I keep getting a “500” error from the Tsukuba server, so I had a go at it myself with the “mini-gmp” found in the sources. I renamed mini-gmp.cpp mini-gmp.cu, decorated (almost) everything with “host device” and rewrote the realloc routine, as there’s no realloc in cuda. The only compiler warning I get is “#20011-D: calling a host function(“abort”) from a host device function(“gmp_die”) is not allowed”. Don’t know how to get around that on (asm(“trap;”); works only on the device and gives me a compile error) - ignoring for now.
Here’s my little test programm obviously using unified memory (sm_86):
#include “mini-gmp_.cu”
device managed mpz_t t;
global void test() {
printf(“tst: 0x%lx\n”, t);
printf(“tst: %d\n”, t->_mp_alloc);
printf(“tst: %d\n”, t->_mp_size);
printf(“tst: 0x%lx\n”, t->_mp_d);
printf(“tst: %ld\n”, t->_mp_d[0]);
}
int main() {
cudaError err;
mpz_init_set_ui(t, 10);
printf(“t: %ld, 0x%lx\n”, mpz_get_ui(t), t);
printf(“_mp_d: 0x%lx\n”, t->_mp_d);
test<<<1, 1>>>();
err = cudaDeviceSynchronize();
printf(“sync: %s\n”, cudaGetErrorString(err));
cudaFree(t);
return 0;
}
mpz_t is defined so in mini-gmp.h:
typedef struct
{
int _mp_alloc; /* Number of limbs allocated and pointed
to by the _mp_d field. /
int _mp_size; / abs(_mp_size) is the number of limbs the
last field points to. If _mp_size is
negative this is a negative number. */
mp_limb_t _mp_d; / Pointer to the limbs. */
} __mpz_struct;
typedef __mpz_struct mpz_t[1];
“mp_limb_t” is unsigned long.
It gives me this output:
t: 10, 0x7f3916000000
_mp_d: 0x211ca70
tst: 0x7f3916000000
tst: 1
tst: 1
tst: 0x211ca70
sync: an illegal memory access was encountered
The exact addresses will vary between runs, of course. And compute-sanitizer:
========= COMPUTE-SANITIZER
t: 10, 0x7f3916000000
_mp_d: 0x211ca70
tst: 0x7f3916000000
tst: 1
tst: 1
tst: 0x211ca70
========= Invalid global read of size 8 bytes
========= at 0xa40 in /home/fiddler/gmp-cu/test.cu:11:test()

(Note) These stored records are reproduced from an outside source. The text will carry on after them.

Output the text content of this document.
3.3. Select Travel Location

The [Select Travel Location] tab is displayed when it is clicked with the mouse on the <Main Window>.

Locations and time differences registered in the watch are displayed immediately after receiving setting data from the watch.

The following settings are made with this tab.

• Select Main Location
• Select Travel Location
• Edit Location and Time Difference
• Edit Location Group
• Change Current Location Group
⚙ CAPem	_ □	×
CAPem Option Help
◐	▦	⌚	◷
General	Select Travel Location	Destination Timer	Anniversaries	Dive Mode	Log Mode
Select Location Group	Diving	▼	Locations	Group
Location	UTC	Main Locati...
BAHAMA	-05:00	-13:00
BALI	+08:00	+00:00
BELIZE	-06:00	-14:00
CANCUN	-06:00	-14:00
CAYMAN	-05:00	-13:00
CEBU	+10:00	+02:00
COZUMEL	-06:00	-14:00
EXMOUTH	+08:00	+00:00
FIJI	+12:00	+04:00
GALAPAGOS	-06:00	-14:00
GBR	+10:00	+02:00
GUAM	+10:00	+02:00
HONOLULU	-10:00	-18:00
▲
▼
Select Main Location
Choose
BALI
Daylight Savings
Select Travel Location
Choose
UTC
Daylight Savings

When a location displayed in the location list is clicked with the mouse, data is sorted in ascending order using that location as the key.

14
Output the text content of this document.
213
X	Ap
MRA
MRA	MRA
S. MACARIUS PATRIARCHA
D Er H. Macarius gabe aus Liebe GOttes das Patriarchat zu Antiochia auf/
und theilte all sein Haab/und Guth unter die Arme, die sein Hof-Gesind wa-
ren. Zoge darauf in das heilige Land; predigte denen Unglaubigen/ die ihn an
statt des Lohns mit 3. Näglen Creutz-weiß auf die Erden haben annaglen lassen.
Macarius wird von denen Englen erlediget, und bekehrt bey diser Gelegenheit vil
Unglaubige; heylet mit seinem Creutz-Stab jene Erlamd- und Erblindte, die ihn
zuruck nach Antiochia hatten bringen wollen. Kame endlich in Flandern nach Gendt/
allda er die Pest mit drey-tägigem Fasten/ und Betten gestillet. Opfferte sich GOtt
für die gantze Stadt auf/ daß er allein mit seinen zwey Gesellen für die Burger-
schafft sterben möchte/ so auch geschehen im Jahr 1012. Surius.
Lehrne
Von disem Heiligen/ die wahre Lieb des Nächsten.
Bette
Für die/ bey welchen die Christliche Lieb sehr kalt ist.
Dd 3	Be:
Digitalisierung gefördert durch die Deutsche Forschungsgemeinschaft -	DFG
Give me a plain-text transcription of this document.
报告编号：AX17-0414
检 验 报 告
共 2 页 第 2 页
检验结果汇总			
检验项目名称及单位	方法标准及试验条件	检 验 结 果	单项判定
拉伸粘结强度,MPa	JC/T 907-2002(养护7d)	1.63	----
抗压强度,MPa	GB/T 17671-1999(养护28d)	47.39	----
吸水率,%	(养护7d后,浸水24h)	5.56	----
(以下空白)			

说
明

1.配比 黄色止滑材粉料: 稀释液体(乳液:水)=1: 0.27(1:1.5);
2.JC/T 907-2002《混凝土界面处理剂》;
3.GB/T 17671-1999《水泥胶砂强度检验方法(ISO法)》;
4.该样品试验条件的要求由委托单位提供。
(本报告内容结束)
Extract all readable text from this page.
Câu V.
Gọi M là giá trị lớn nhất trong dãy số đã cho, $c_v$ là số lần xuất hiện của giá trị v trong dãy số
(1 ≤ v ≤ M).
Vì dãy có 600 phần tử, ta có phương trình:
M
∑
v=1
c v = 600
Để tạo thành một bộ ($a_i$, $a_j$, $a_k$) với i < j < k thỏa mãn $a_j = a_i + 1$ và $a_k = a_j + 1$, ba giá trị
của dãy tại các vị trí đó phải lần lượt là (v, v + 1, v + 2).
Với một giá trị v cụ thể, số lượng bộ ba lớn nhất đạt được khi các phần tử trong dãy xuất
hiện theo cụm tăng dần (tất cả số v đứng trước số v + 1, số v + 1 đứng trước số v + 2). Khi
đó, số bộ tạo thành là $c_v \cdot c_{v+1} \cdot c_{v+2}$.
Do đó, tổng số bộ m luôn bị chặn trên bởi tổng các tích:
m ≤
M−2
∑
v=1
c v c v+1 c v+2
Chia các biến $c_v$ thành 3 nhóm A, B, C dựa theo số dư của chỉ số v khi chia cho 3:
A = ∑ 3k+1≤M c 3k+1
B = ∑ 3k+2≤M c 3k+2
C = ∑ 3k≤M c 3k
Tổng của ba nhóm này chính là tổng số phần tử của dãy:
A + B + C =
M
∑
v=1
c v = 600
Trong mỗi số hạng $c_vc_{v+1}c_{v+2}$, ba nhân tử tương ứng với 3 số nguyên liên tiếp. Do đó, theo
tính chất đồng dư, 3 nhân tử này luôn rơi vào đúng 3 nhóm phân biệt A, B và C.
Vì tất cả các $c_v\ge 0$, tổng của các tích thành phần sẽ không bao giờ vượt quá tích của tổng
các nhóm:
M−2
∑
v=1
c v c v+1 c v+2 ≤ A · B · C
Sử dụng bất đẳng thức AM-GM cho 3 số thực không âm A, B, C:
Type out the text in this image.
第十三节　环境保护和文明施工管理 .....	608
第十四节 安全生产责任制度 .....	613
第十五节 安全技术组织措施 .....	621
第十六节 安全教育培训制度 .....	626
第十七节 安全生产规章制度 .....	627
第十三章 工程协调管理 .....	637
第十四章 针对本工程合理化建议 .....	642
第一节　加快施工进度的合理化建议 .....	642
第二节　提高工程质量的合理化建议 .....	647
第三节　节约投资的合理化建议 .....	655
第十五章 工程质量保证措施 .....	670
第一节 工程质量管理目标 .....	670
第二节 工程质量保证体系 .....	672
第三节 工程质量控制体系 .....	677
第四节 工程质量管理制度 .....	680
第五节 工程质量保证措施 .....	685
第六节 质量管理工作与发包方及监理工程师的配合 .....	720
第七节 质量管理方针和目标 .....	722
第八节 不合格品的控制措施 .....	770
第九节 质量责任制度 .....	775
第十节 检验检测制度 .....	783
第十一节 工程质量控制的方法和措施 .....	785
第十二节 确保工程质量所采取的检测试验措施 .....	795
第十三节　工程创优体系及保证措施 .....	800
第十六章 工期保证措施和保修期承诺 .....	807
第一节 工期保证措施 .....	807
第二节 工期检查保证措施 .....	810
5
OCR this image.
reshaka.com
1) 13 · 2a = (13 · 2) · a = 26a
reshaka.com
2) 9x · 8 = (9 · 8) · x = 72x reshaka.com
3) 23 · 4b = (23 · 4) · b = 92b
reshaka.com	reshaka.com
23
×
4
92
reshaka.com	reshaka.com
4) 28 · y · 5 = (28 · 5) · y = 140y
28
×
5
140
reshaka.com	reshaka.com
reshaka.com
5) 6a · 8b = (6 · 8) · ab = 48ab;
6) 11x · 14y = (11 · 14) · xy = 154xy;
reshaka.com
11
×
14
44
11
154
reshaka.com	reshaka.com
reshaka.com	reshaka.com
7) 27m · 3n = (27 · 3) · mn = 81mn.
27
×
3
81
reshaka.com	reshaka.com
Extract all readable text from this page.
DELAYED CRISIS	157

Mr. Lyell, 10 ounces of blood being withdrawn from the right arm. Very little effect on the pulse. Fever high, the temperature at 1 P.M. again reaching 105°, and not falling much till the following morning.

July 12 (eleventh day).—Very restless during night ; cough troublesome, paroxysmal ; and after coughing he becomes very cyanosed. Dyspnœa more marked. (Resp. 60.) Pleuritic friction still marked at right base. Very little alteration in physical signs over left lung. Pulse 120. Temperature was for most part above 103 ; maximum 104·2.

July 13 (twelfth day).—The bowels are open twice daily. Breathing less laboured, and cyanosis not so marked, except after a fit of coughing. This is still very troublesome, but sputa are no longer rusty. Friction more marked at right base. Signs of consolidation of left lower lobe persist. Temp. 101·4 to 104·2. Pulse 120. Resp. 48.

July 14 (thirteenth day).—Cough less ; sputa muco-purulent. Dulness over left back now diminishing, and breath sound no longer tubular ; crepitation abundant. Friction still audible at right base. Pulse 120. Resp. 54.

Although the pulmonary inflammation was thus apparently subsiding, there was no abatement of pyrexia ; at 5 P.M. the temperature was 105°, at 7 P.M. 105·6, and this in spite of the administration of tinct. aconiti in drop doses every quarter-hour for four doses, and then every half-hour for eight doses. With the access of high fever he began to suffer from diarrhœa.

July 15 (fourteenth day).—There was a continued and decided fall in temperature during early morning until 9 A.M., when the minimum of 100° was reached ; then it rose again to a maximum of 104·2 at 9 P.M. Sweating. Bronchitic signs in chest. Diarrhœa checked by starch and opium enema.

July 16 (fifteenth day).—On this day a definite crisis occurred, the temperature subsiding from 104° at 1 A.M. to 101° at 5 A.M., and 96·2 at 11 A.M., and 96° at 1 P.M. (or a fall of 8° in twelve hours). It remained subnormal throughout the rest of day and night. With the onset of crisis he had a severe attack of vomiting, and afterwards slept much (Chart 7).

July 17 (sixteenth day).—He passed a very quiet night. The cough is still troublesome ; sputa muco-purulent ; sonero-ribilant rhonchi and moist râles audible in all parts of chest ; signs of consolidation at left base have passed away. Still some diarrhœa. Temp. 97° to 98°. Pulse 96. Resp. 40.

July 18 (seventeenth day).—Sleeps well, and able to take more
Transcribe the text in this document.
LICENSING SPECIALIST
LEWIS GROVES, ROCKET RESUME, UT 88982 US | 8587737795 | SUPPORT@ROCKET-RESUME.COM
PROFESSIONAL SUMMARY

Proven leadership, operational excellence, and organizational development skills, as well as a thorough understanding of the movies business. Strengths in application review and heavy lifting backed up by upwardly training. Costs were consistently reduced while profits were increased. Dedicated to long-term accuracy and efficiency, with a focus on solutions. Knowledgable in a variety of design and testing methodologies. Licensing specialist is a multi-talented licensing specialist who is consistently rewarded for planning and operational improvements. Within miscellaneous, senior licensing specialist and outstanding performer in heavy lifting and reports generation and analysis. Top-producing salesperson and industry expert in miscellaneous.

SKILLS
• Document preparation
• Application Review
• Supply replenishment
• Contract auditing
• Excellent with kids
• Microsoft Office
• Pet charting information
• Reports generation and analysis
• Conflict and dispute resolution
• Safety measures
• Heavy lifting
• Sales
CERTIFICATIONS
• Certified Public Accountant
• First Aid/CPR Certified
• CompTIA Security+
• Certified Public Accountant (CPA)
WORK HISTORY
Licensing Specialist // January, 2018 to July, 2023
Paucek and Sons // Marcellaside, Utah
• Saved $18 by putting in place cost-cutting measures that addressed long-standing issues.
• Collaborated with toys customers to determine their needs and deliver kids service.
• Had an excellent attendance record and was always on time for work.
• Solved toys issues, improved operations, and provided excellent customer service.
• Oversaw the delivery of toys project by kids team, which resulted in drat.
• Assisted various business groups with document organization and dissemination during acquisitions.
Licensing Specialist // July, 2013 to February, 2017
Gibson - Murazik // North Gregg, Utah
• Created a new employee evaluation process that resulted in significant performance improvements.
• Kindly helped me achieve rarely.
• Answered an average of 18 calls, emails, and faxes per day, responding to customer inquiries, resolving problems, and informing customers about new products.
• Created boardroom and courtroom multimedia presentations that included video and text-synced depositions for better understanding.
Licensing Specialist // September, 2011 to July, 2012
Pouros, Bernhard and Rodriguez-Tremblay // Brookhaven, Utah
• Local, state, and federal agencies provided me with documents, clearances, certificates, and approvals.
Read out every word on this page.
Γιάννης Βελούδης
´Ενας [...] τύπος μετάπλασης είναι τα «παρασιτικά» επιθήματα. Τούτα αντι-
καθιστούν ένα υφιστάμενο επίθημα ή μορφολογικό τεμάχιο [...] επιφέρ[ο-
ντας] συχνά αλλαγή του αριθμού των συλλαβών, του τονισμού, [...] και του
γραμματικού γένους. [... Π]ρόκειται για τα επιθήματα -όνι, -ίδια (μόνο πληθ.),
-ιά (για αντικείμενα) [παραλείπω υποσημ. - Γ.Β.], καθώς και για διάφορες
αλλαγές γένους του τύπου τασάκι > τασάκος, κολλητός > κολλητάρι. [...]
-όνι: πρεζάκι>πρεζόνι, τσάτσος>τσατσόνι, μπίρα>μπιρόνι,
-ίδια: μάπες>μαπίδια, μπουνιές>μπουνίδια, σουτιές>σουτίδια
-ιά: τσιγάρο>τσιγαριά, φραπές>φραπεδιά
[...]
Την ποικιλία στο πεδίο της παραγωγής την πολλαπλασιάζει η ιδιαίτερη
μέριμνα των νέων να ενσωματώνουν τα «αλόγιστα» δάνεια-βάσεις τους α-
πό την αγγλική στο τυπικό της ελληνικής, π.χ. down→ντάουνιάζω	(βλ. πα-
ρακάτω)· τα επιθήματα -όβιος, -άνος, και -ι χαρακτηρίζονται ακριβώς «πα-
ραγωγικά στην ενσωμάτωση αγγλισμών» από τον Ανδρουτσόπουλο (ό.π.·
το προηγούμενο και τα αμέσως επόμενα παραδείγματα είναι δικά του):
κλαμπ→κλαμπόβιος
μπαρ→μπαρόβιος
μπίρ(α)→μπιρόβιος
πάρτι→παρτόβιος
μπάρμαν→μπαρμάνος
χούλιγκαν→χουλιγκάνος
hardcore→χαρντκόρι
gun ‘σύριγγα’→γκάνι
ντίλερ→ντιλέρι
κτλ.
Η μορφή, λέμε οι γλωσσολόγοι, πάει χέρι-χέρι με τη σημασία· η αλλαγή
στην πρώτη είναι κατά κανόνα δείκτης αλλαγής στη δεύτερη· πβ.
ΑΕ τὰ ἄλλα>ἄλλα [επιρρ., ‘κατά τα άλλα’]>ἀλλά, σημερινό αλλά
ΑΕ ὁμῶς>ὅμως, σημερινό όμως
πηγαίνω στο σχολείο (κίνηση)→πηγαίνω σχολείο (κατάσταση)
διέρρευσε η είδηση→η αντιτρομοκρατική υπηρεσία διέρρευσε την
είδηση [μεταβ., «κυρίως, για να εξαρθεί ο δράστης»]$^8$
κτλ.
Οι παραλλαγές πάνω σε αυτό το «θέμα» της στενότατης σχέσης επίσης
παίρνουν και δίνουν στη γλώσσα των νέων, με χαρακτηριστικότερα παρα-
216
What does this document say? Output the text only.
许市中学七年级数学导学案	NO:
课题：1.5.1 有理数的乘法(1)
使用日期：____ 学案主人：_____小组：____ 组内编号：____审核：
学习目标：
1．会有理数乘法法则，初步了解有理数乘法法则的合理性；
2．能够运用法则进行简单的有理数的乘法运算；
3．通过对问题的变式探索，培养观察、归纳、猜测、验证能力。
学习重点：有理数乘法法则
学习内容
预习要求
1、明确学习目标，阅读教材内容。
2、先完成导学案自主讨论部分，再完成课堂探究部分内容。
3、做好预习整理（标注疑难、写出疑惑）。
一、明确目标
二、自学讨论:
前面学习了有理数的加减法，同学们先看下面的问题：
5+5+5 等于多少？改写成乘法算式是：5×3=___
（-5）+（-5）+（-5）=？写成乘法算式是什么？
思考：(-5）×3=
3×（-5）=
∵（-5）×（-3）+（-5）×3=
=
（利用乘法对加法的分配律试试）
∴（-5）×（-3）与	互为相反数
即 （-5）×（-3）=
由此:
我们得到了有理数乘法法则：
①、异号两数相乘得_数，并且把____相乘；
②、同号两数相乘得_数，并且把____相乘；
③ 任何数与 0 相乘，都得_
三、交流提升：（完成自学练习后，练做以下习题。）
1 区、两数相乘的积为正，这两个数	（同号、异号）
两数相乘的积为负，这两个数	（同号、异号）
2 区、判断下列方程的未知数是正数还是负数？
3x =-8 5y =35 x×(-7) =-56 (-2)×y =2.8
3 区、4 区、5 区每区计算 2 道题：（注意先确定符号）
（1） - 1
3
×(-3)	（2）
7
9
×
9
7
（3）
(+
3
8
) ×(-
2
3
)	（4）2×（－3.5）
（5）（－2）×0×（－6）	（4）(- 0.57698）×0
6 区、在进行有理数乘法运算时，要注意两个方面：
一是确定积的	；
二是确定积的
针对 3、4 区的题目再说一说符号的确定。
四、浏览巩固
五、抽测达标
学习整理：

========= by thread (0,0,0) in block (0,0,0)
========= Address 0x211ca70 is out of bounds
========= and is 8.653.780.368 bytes before the nearest allocation at 0x205e
00000 of size 8.388.864 bytes
So on the CPU everything is in order, the mpz_t struct gets copied to the GPU as well, including the pointer to the array (*_mp_d), but not the array itself: t->_mp_d is correct, but t->_mp_d[0] is OOB on the GPU. What’s going on here?